Dmirören Haber Ajansı'na konuşan ve Türkiye'den bir çok oyuncunun yurtdışına transfer olduğunu, bunun daha da artması gerektiğini söyleyen Şenol Güneş, "Marka değerimizi yükseltmemiz gerekiyor. Bu kendi içimizde hep olmaz. Kendi içimizde yarışırken birbirimizi geliştireceğiz. Bu sonuçlarla beraber ülkemizi Avrupa'da temsil edeceğiz. Dünya çapında olmak istiyorsak uluslararası alanda başarılı olmamız gerekiyor. Bunu geçmiş yıllarda Milli Takım bazında Avrupa ve dünyaya gösterdik. Avrupa'da ülkemizi temsil eden takımların başarıları, oyuncularımızın değerini ve sunumunu artırıyor. Kendi dönemimde olduğu için söylüyorum, Beşiktaş'ın Şampiyonlar Ligi'nde gruptan çıkması ile başlayan ve devam eden süreç, ilginin buraya yönelmesini sağladı. Oynadığımız futbol ve bıraktığımız izlerle değerimizi artırıyoruz. Cengiz'in Altınordu'dan Başakşehir'e geçmesi ve oradan Avrupa'ya transfer olması başlı başına bir olaydır. Bu oyuncularımızın Avrupa'da başarılı olması yeni gelen oyuncularımızın da önünü açıyor. Bu anlamda bize düşen görev onların başarılı olması için elimizden geleni yapmak olacaktır. Hırvatistan bunu çok yapmıştır. Son zamanlarda ligleri pek gündemde olmasa da Sırbistan dışarıya çok fazla oyuncu yolluyor ama Fransa hem başarı yakaladı, hem de çok fazla oyuncu çıkardı. Bizim de üretime tekrar dönmemiz gerekiyor. Trabzonspor Yusuf ile bunu yaptı, Galatasaray ise Ozan ile yaptı. Yabancı oyuncu ile de bu sunumu yapabilirsiniz. Bizim bir pazara dönüşmemiz gerekiyor. Portekiz'de Porto ve Benfica'nın yaptığını kulüplerimiz daha fazla yapmalı. Eksiklerimiz var, sorunlarımız var, sürekli kendimizi eleştiriyoruz, beğenmiyoruz ama bu halimizle bile üretebildiğimizi görüyoruz. O yüzden gayretli ve iç içe olmamız gerekiyor. Hazır oyuncu alıp, eksi bütçelerle kulüpleri bırakmak sürdürülebilir bir durum değil. Bu dönemi geçiş dönemi olarak görüyorum. Genç oyuncuların oynaması, oynayacakları bir kulübe gitmesi gerekiyor. Oradan da büyük kulüplere gitmesi bizim anlayışımızda var" ifadelerini kullandı.

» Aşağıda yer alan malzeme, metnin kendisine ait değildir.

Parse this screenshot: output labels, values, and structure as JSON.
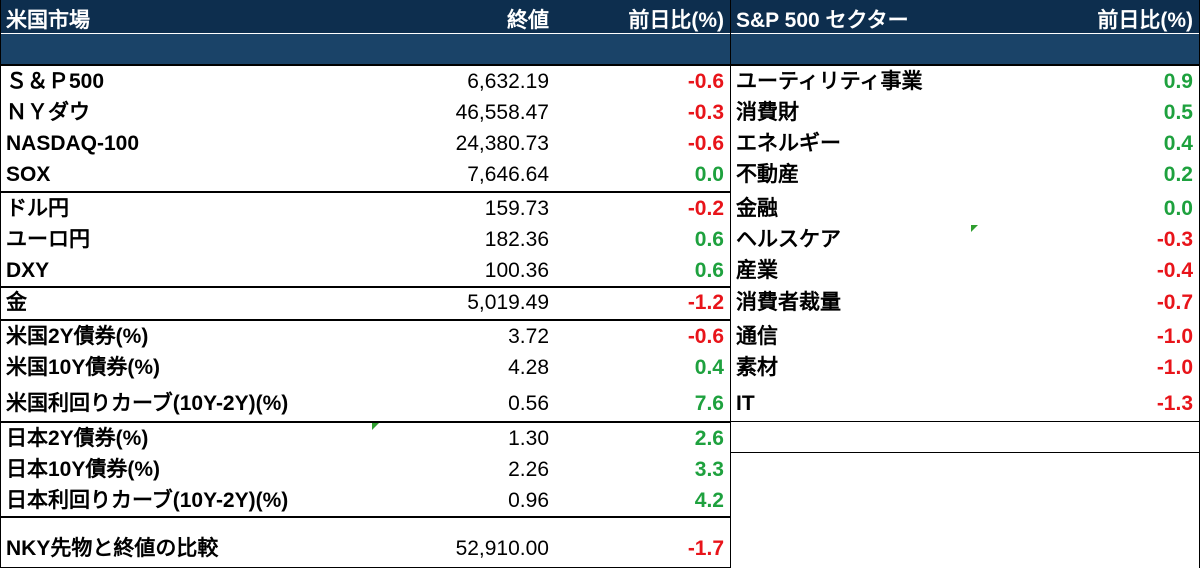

Genç oyunculara daha fazla şans verilmesi ve onlara uygun rekabet ortamı sağlanması gerektiğini dile getiren Güneş, "Galatasaray'da Ozan Kabak 19 yaşında Avrupa'ya gitti. Trabzonspor'da Yusuf gitti, Abdülkadir de geliyor. Beşiktaş'ta Dorukhan ve Güven var. Her takımda üretme şansımız var ama bütün bunların hepsi kolay olmuyor. Transferler yapılıyor, büyük rakamlar harcanıyor ve büyük ücretlerle alınan oyunculardan sonra başarısızlıklar olunca ekonomik krizler ortaya çıkıyor. Bu konuda futbol kültürümüzü geliştirmemiz gerekiyor. Ben bu konuda bir çok hocanın yapıcı olduğunu düşünüyorum. Oyuncu üretme ve ürettiğin oyuncuyu yarıştırma anlayışıyla ilerlemek gerekiyor. Kulüplerin kurumsal yapısını oturtmak önemli. Ayrıca yabancı anlayışı da önem arz ediyor ama yabancı oyuncu geldi, gelmedi sayısına odaklanırsak hata yaparız. Ben Türk oyunculardan yanayım. Türkiye şu anda futbol dahil bir çok alanda Avrupa Birliği ile iç içe geçmemiş bir ülke. Kulüpler ekonomik kriz dolayısıyla yapılandırmaya gidiyor. Aynı zamanda oyuncu üretimine katkı yapıyorlar. Antrenörlerin sorumluluklarını iyi bilmesi, futbolcuların karakterlerini de güçlendirmeleri gerekiyor" diye konuştu.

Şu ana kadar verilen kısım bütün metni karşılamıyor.